New Features in version 1.2.3 - 6 Apr 2001

  • Added feature write ancestral sequences (-w option).
  • Improved the interface of the Macintosh version. Can now drag a tree onto the application - this tree will then be selected as input in the opening dialog box. This box has been made wider to allow longer command-lines.
  • New Macintosh Carbon version that will run on MacOS X and MacOS 9.0 this can be found in the Macintosh package along with a version that will run on pre-MacOS 9 computers.

Bug fixed in Macintosh which would result in some of the end of a long command line being ignored.

Bug fixed in Version 1.22 - 4 Feb 2001

Fixed a bug which prevented unrooted trees from loading (complained about polytomies in the tree).

Bug fixed in version 1.21

Fixed a bug which prevented single partitions being simulated (i.e. most people's simulations). Updated make file in UNIX version.

New Features in version 1.2

  • Invariable sites model. You can now specify a proportion of invariable sites using the -i option, outlined below.
  • The default model is now HKY (instead of F84). I think it is now more widely used and the computational difference between them has become small.
  • If you don't specify a TS/TV under either the HKY or F84 models, then the TS/TV is chosen to make the instantaneous rate of TSs and TVs equal. This has the effect of collapsing both models to K2P or F81 (depending on whether the base frequencies are equal or note). For the F84 this TS/TV will be 0.5 but for HKY this will be dependent on the base frequencies (for equal base frequencies this will be 0.5). TS/TV used to always default to an arbitrary value of 2.0.
  • Output in NEXUS format. You can choose the format of the output using the &#o option followed by a code specifying PHYLIP, relaxed PHYLIP or NEXUS. When creating NEXUS format files, the name of a file containing a PAUP command block (or any other text) can be specified and this will be inserted into the output after every simulated dataset. This is done with the -x command.
  • Simulate different partitions of the data under different trees. This allows the simulation of a recombinant history. The trees for each partition are given with the length of the partition in square brackets before it. The -p option specifies the number of partitions (the -p option used to specify the output format).
  • Will now detect and disallow trees containing polytomies.

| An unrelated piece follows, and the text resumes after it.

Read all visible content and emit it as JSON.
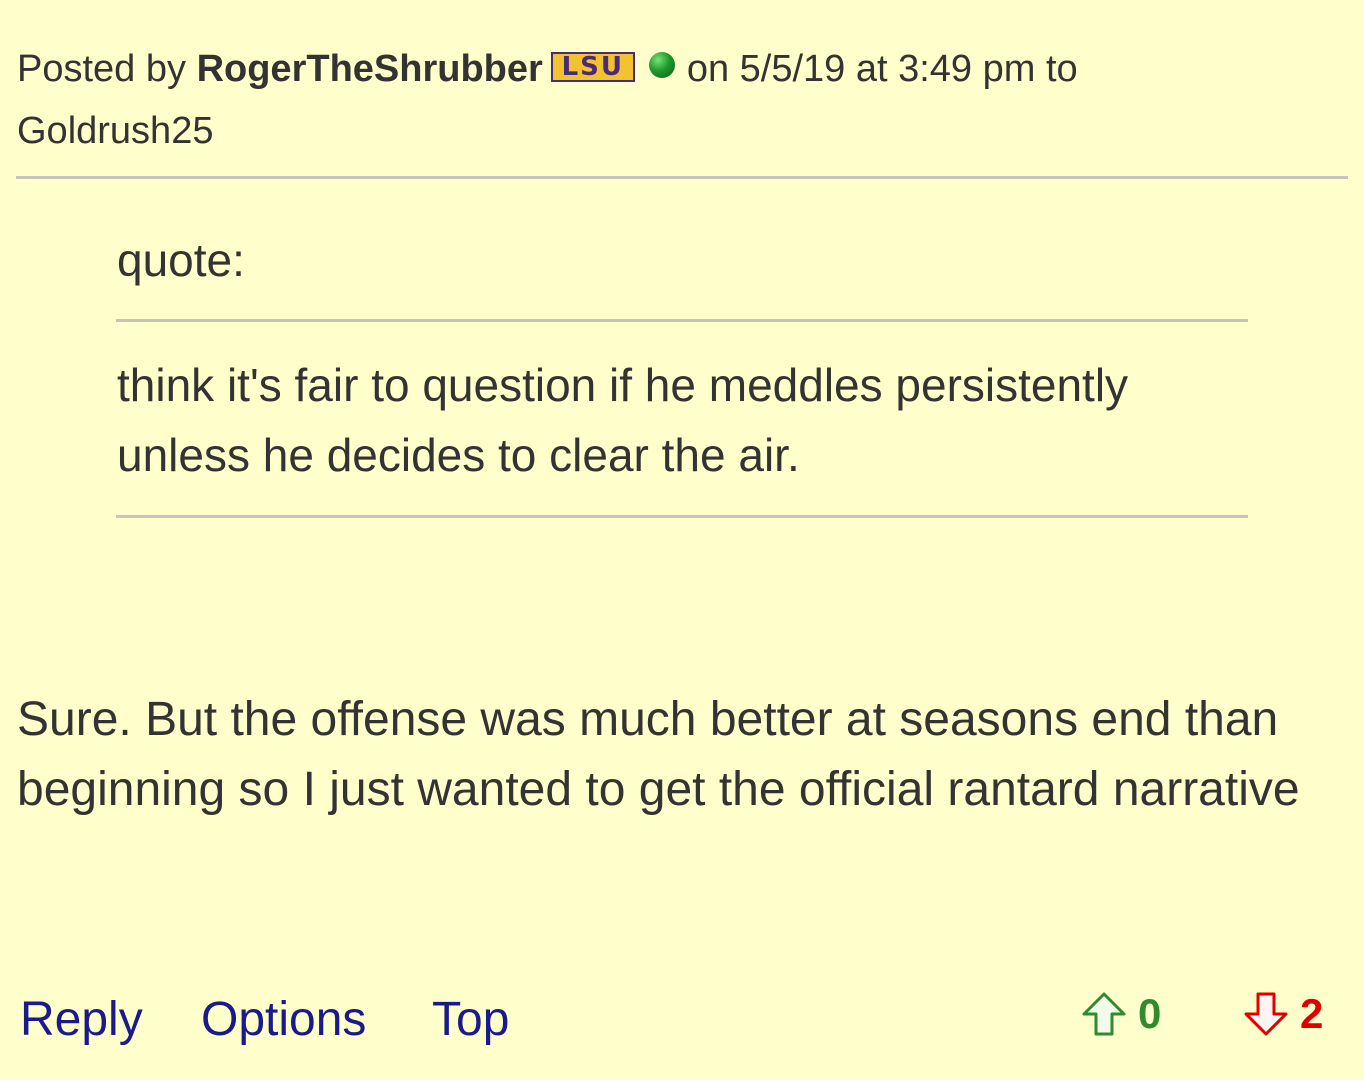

Polytomies can be simulated by Seq-Gen if they are resolved arbitrarily with zero internal branches. This can be done automatically by TreeEdit, available at http://evolve.zoo.ox.ac.uk/software/TreeEdit/.
  • Version 1.2 no longer has a Mac 68K executable. It should still compile for these machines but I don't have the time to support it.
  • The default seed to the random number generator now has more resolution. Previously Seq-Gen used the system time in seconds. This means that if two short runs of Seq-Gen we executed in less than a second, the same random number seed could be used resulting in two identical datasets. It now adds a higher resolution clock to the seed. It will also print out the seed used so that you can check for this problem. You can also specify your own seed using the -z option. If you write down the seed outputted, you can use this to recreate an exact set of simulations. This is useful because you can then delete the (often large) simulated sequence files to save disk space. To recreate a set of simulations, you must use exactly the same model options.

Bug fixed in version 1.1

WARNING: a very important bug has been fixed in this release. Many apologies to anyone to whom this is relevent. All versions of Seq-Gen prior to this have not reassigned the gamma rate categories for each site between replicate simulations. This means that the same site will have the same rate (in both the discrete and continuous model) between replicates. This will reduce the amount of variability in a set of simulations.